Jonny Bairstow has hailed England's seven-wicket victory over India as one of the most unforgettable games of his career.
Having whitewashed New Zealand at the beginning of last week, England went straight into an encounter with India, the final game of last year's series having been postponed due to coronavirus.
With India having posted 416 in their first innings and ultimately setting England a target of 378, the tourists were clear favourites to wrap up a 3-1 series win.
However, Bairstow and Joe Root put on one of English cricket's greatest partnerships in recent memory to get their team over the line in style.
The pair compiled an unbeaten fourth-wicket partnership of 269 runs, Root taking centre stage with 142 runs from just 173 deliveries to solidify the feeling that he is currently the world's best batsman in Test cricket.
Nevertheless, Bairstow's 114 represents his fourth century in five innings, a remarkable turnaround for a player who was fighting for his place in the team at the start of June.
England's run chase was also their highest in history, while it also ranks in ninth place in the all-time list of Test run chases.
After picking up the Man Of The Match accolade for hitting tons in both innings, Bairstow acknowledged the magnitude of what England have achieved since beginning their second innings on Monday.
Speaking to BBC Test Match Special, Bairstow said: "It is great.

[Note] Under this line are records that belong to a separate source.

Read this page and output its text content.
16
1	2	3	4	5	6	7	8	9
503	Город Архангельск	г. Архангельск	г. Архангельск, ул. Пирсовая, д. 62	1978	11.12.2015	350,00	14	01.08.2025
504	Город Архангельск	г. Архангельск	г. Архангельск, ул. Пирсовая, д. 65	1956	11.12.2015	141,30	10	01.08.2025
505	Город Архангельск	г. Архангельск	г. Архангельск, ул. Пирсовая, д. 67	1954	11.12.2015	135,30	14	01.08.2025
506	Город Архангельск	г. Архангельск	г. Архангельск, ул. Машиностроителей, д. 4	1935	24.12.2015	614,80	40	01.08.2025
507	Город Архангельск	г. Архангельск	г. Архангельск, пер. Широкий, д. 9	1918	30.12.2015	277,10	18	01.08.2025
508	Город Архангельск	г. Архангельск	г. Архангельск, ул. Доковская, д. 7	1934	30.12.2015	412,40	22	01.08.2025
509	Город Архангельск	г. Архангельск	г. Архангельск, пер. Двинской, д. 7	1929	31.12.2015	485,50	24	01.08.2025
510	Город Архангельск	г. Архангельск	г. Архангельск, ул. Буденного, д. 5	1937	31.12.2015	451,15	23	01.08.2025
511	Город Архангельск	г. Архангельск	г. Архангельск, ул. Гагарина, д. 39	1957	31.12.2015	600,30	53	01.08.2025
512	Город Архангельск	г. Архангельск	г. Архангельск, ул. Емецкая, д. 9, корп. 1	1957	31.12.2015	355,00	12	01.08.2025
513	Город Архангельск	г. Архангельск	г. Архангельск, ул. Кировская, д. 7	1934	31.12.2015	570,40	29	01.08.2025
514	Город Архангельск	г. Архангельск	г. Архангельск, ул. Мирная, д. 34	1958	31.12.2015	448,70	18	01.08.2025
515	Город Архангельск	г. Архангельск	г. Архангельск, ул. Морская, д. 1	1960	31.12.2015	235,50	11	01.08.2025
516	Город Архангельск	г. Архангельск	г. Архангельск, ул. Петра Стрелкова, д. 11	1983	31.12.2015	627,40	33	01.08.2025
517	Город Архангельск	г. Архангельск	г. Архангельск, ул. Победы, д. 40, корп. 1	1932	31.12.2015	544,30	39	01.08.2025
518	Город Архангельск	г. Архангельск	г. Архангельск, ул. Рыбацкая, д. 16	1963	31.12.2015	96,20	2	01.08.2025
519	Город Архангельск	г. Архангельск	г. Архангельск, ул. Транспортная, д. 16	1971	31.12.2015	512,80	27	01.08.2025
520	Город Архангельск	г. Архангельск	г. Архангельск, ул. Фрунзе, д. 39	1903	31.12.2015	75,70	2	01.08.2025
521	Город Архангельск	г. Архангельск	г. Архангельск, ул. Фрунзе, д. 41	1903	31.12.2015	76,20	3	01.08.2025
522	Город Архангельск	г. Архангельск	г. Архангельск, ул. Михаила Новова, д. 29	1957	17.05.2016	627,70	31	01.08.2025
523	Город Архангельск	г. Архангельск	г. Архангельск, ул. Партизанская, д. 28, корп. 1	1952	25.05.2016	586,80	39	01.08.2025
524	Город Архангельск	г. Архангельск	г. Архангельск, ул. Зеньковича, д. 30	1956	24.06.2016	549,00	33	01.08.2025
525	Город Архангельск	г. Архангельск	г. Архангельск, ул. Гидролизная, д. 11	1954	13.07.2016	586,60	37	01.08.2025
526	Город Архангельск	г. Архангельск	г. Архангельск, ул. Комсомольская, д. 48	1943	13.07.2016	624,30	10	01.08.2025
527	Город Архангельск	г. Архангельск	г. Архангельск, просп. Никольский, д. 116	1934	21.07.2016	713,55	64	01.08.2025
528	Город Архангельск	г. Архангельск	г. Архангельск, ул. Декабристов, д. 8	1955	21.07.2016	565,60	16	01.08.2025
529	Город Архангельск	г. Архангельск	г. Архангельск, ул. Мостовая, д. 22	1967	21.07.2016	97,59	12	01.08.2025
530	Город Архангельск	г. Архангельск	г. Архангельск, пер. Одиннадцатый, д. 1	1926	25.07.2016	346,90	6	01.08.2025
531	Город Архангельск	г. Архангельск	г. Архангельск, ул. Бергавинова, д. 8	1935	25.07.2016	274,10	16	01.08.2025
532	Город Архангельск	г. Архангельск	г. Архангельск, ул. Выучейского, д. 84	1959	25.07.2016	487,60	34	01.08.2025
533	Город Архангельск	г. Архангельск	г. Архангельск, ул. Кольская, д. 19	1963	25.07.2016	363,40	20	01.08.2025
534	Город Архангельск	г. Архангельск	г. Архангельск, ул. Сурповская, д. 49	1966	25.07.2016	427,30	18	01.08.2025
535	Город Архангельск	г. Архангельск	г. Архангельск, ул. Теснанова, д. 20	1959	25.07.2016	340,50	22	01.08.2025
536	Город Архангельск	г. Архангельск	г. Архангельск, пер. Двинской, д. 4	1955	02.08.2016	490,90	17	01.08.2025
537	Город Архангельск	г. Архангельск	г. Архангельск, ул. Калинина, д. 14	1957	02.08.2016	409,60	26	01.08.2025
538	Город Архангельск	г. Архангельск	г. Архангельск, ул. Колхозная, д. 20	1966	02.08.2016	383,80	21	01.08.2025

Every time I get to speak to you it is normally a good thing so long may it continue. Rooty obviously got this reward, it's extremely special how he's playing and for so long. It is awesome, it is a great environment at the moment. It is fantastic the way we're playing and everyone is really enjoying the success and that is a huge part of it.
"If Joe and I are out there doing it together we're in a really good place. We've been doing it for a long time together now. It is really special to knock off 378 with just three down. It is something that we'll never forget.
"After day two I got asked what do you think is too many and I said 'whatever they set we'll go for' and that's exactly what we did. The opening partnership deserves a huge amount of credit, for the way they went about it and the brand of cricket that we're trying to play, it was epitomised by that opening stand.
"It isn't going to work every time but the pressure and intensity which they put on world-class bowling takes a huge amount of guts, courage and skill."
England are not back in Test action until the middle of August, where they begin the three-match series against South Africa.
They will now embark on a month of limited-overs cricket, the T20 series against India getting underway on Thursday.